Le quartier général de l’Union socialiste des forces populaires (USFP) était, particulièrement, animé le soir du mercredi 26 mars courant. Driss Lachguar, costume sombre et regard déterminé, a pris place devant une pancarte géante représentant le logo du parti : la rose. Face à lui, deux journalistes le questionnaient, devant les caméras qui assuraient la retransmission directe des débats en présence de nombre de figures emblématiques de l’USFP. La conférence a abordé quasiment tous les sujets de la scène politique marocaine, de la question du Sahara aux préparatifs électoraux, en passant par les récentes nominations Royales ou encore la relation avec les autres partis.

«Il est temps de finaliser le dossier du Sahara»

D’emblée, Driss Lachguar a placé la question de l’intégrité territoriale au centre de la rencontre. «L’Union socialiste des forces populaires a toujours été en première ligne pour les causes nationales et populaires, et la question du Sahara en fait partie intégrante», a-t-il affirmé, rappelant l’engagement historique de sa formation sur ce dossier crucial pour la souveraineté marocaine.

Le premier secrétaire ne s’est pas contenté de réitérer des positions connues. Il a appelé à un changement de paradigme dans l’approche adoptée dans ce dossier sensible : «Nous devons passer de la gestion de ce dossier à sa finalisation». Un appel qui résonne comme une invitation à accélérer l’offensive diplomatique, alors que le Royaume bénéficie actuellement d’un «important soutien international», selon les termes employés par le leader socialiste.

Concernant l’initiative d’autonomie proposée par le Maroc, le chef du «Parti de la rose» s’est montré parfaitement en phase avec la position officielle du Royaume. «Nous soutenons l’Initiative d’autonomie dans le cadre de la souveraineté marocaine, et cela est conforme aux Orientations de Sa Majesté le Roi», a-t-il précisé.
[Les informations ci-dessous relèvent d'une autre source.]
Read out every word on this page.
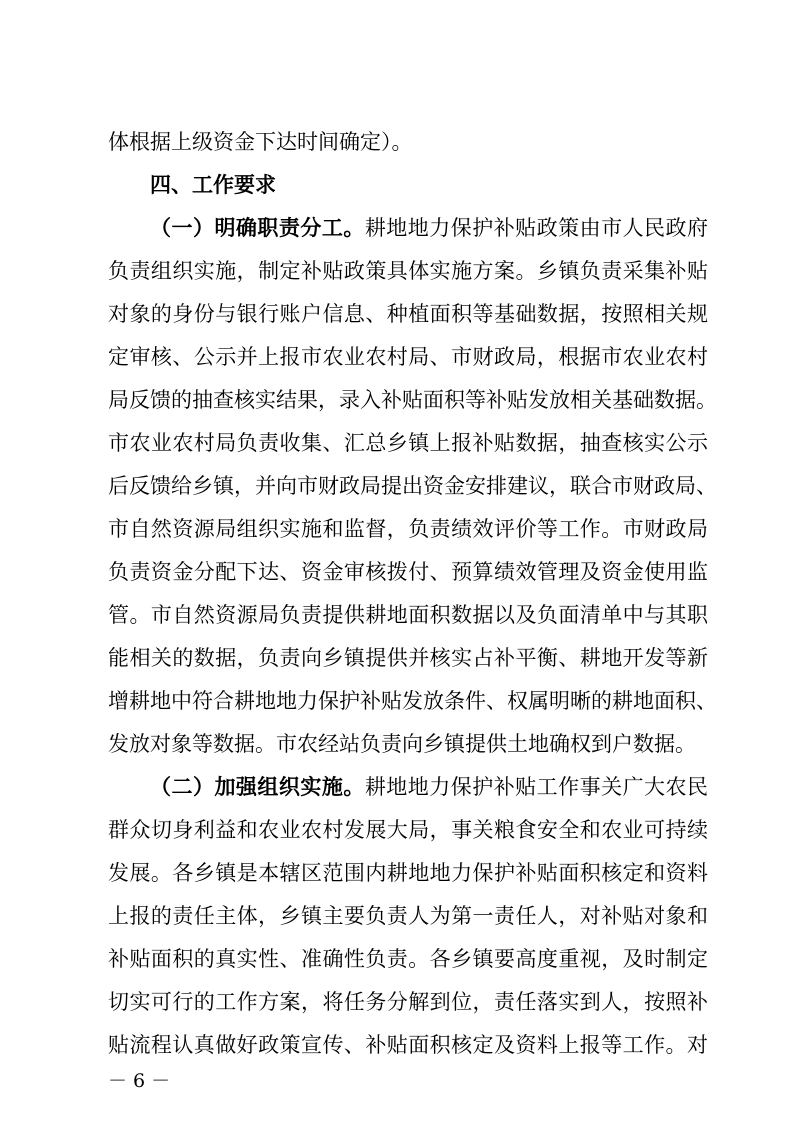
体根据上级资金下达时间确定）。
四、工作要求
（一）明确职责分工。耕地地力保护补贴政策由市人民政府
负责组织实施，制定补贴政策具体实施方案。乡镇负责采集补贴
对象的身份与银行账户信息、种植面积等基础数据，按照相关规
定审核、公示并上报市农业农村局、市财政局，根据市农业农村
局反馈的抽查核实结果，录入补贴面积等补贴发放相关基础数据。
市农业农村局负责收集、汇总乡镇上报补贴数据，抽查核实公示
后反馈给乡镇，并向市财政局提出资金安排建议，联合市财政局、
市自然资源局组织实施和监督，负责绩效评价等工作。市财政局
负责资金分配下达、资金审核拨付、预算绩效管理及资金使用监
管。市自然资源局负责提供耕地面积数据以及负面清单中与其职
能相关的数据，负责向乡镇提供并核实占补平衡、耕地开发等新
增耕地中符合耕地地力保护补贴发放条件、权属明晰的耕地面积、
发放对象等数据。市农经站负责向乡镇提供土地确权到户数据。
（二）加强组织实施。耕地地力保护补贴工作事关广大农民
群众切身利益和农业农村发展大局，事关粮食安全和农业可持续
发展。各乡镇是本辖区范围内耕地地力保护补贴面积核定和资料
上报的责任主体，乡镇主要负责人为第一责任人，对补贴对象和
补贴面积的真实性、准确性负责。各乡镇要高度重视，及时制定
切实可行的工作方案，将任务分解到位，责任落实到人，按照补
贴流程认真做好政策宣传、补贴面积核定及资料上报等工作。对
－ 6 －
Le dirigeant socialiste s’est, également, félicité des récentes évolutions dans les relations avec la Mauritanie voisine. «Nous nous félicitons des évolutions positives dans nos relations avec la Mauritanie concernant la question du Sahara», a-t-il déclaré, notant une «attitude plus positive» de Nouakchott, particulièrement après la visite du Président mauritanien et la prise en compte des propositions marocaines, comme «l’initiative atlantique du Maroc et le projet de développement commun avec l’Afrique».
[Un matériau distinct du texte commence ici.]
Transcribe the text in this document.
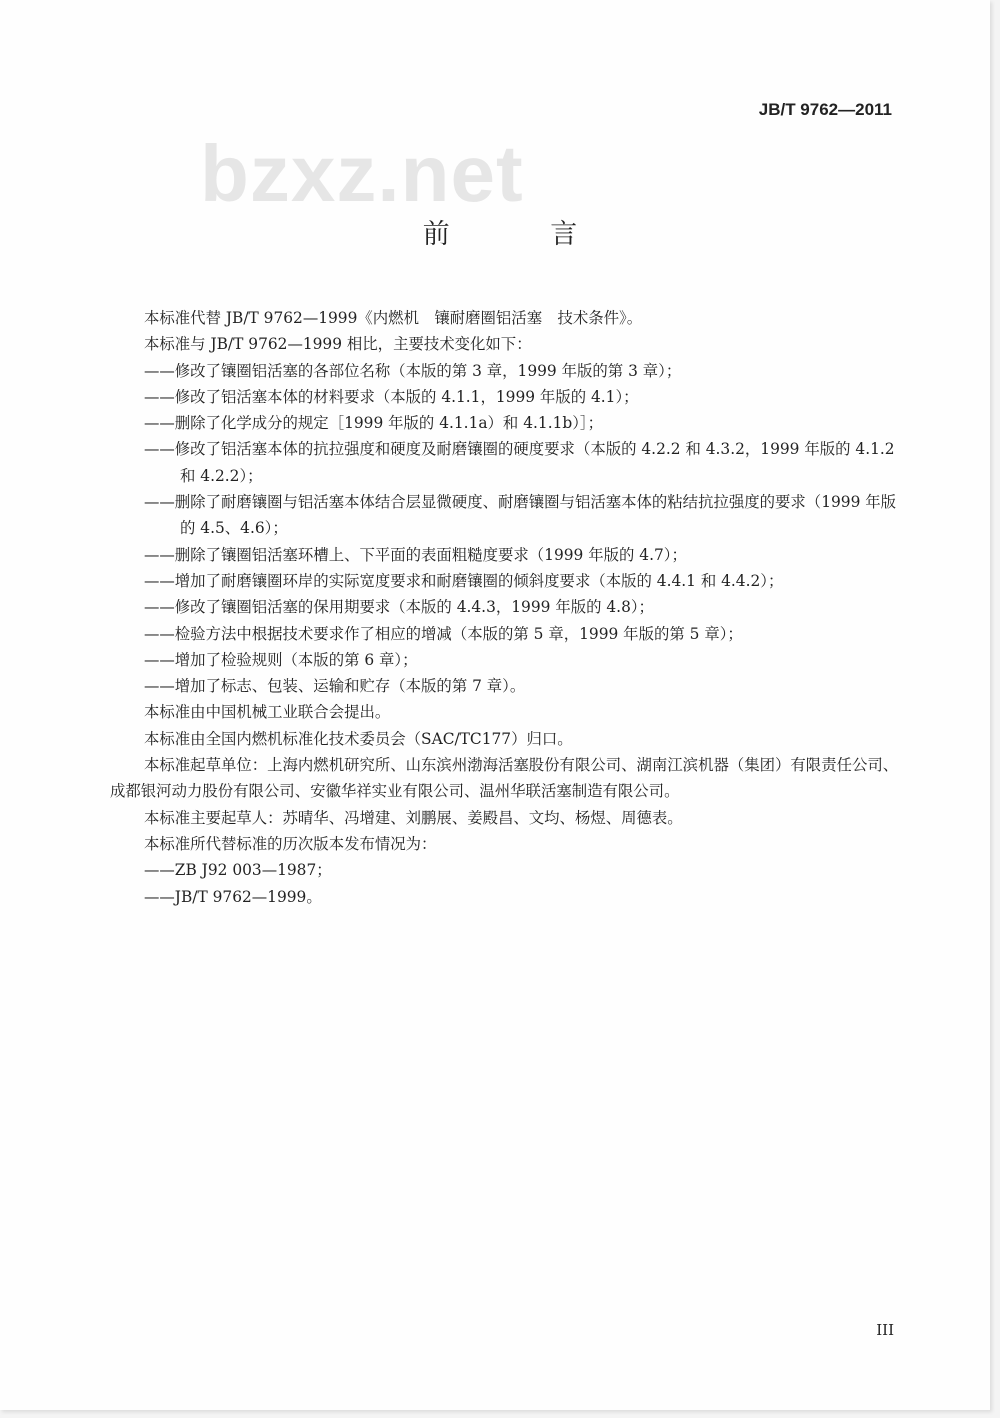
JB/T 9762—2011
bzxz.net
前 言

本标准代替 JB/T 9762—1999《内燃机　镶耐磨圈铝活塞　技术条件》。

本标准与 JB/T 9762—1999 相比，主要技术变化如下：

——修改了镶圈铝活塞的各部位名称（本版的第 3 章，1999 年版的第 3 章）；

——修改了铝活塞本体的材料要求（本版的 4.1.1，1999 年版的 4.1）；

——删除了化学成分的规定［1999 年版的 4.1.1a）和 4.1.1b）］；

——修改了铝活塞本体的抗拉强度和硬度及耐磨镶圈的硬度要求（本版的 4.2.2 和 4.3.2，1999 年版的 4.1.2 和 4.2.2）；

——删除了耐磨镶圈与铝活塞本体结合层显微硬度、耐磨镶圈与铝活塞本体的粘结抗拉强度的要求（1999 年版的 4.5、4.6）；

——删除了镶圈铝活塞环槽上、下平面的表面粗糙度要求（1999 年版的 4.7）；

——增加了耐磨镶圈环岸的实际宽度要求和耐磨镶圈的倾斜度要求（本版的 4.4.1 和 4.4.2）；

——修改了镶圈铝活塞的保用期要求（本版的 4.4.3，1999 年版的 4.8）；

——检验方法中根据技术要求作了相应的增减（本版的第 5 章，1999 年版的第 5 章）；

——增加了检验规则（本版的第 6 章）；

——增加了标志、包装、运输和贮存（本版的第 7 章）。

本标准由中国机械工业联合会提出。

本标准由全国内燃机标准化技术委员会（SAC/TC177）归口。

本标准起草单位：上海内燃机研究所、山东滨州渤海活塞股份有限公司、湖南江滨机器（集团）有限责任公司、成都银河动力股份有限公司、安徽华祥实业有限公司、温州华联活塞制造有限公司。

本标准主要起草人：苏晴华、冯增建、刘鹏展、姜殿昌、文均、杨煜、周德表。

本标准所代替标准的历次版本发布情况为：

——ZB J92 003—1987；

——JB/T 9762—1999。

III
Par ailleurs, Driss Lachguar a adopté une position offensive concernant la présence de la «Rasd» au sein de l’Union africaine. «Il est temps de poser la question de la présence de la soi-disant République sahraouie au sein de l’Union africaine», a-t-il lancé, justifiant cette démarche par «le soutien dont nous disposons aujourd’hui, avec la majorité des pays du monde et des pays africains qui comprennent notre position». Le leader socialiste estime même que le Maroc a la «possibilité de réunir les deux tiers des voix» nécessaires pour l’éviction de la «Rasd» de l’institution panafricaine.
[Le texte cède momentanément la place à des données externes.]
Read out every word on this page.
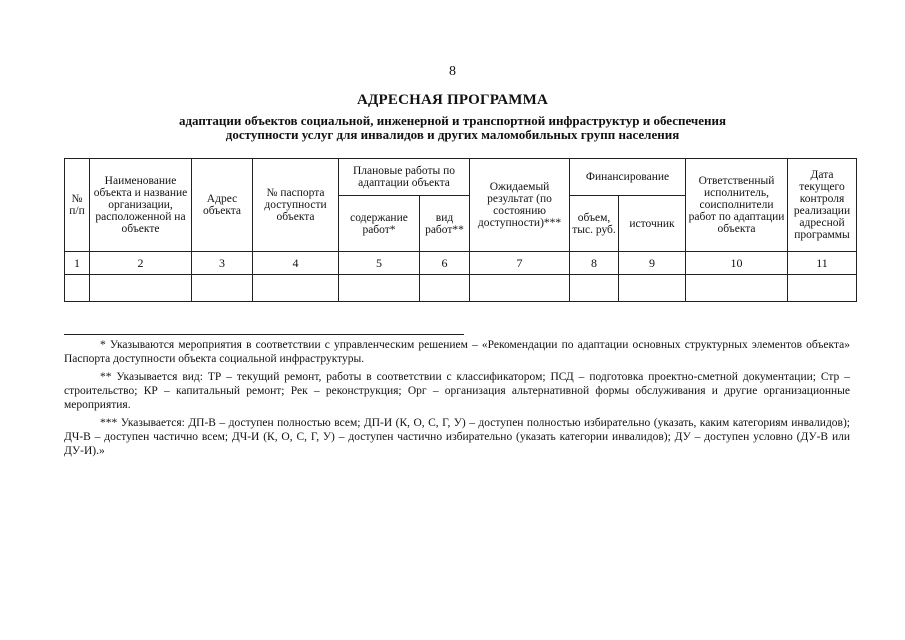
8
АДРЕСНАЯ ПРОГРАММА
адаптации объектов социальной, инженерной и транспортной инфраструктур и обеспечения
доступности услуг для инвалидов и других маломобильных групп населения
№ п/п	Наименование объекта и название организации, расположенной на объекте	Адрес объекта	№ паспорта доступности объекта	Плановые работы по адаптации объекта		Ожидаемый результат (по состоянию доступности)***	Финансирование		Ответственный исполнитель, соисполнители работ по адаптации объекта	Дата текущего контроля реализации адресной программы
				содержание работ*	вид работ**		объем, тыс. руб.	источник		
1	2	3	4	5	6	7	8	9	10	11

* Указываются мероприятия в соответствии с управленческим решением – «Рекомендации по адаптации основных структурных элементов объекта» Паспорта доступности объекта социальной инфраструктуры.

** Указывается вид: ТР – текущий ремонт, работы в соответствии с классификатором; ПСД – подготовка проектно-сметной документации; Стр – строительство; КР – капитальный ремонт; Рек – реконструкция; Орг – организация альтернативной формы обслуживания и другие организационные мероприятия.

*** Указывается: ДП-В – доступен полностью всем; ДП-И (К, О, С, Г, У) – доступен полностью избирательно (указать, каким категориям инвалидов); ДЧ-В – доступен частично всем; ДЧ-И (К, О, С, Г, У) – доступен частично избирательно (указать категории инвалидов); ДУ – доступен условно (ДУ-В или ДУ-И).»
Gouvernement : entre critiques acerbes et révélations fracassantes

Abordant la situation politique nationale, le premier secrétaire a tiré à boulets rouges sur le gouvernement actuel, critiquant en particulier la course prématurée à laquelle se livrent certains partis de la majorité en perspectives des futures élections. «Maintenant, nous en sommes arrivés à un point où chaque parti dit qu’il formera le gouvernement», a-t-il déploré, soulignant que cet «empressement effréné» aurait dû être davantage centré sur «des choses qui concernent la nation». À cet égard, M. Lachguar a pointé du doigt l’absence de discussions substantielles sur les enjeux démocratiques du pays. «Qu’ont fait tous les gouvernements précédents pour développer la démocratie dans notre pays ?», s’est-il interrogé, relevant que sur «ces questions essentielles il y a un silence terrible».

Pourquoi le projet du Code de procédure pénale est perfectible selon l’USFP

Dans un moment particulièrement saisissant de la conférence, Driss Lachguar a levé le voile sur les coulisses de la non-participation de l’USFP au gouvernement précédent. «On nous a proposé d’entrer au gouvernement et nous avons donné notre accord de principe», a-t-il confié. Mais les choses ne se sont pas déroulées comme prévu, en raison de ce qu’il a qualifié de «manœuvres dignes» d’Amr ibn Al-As» – référence historique à un stratège politique connu pour sa ruse.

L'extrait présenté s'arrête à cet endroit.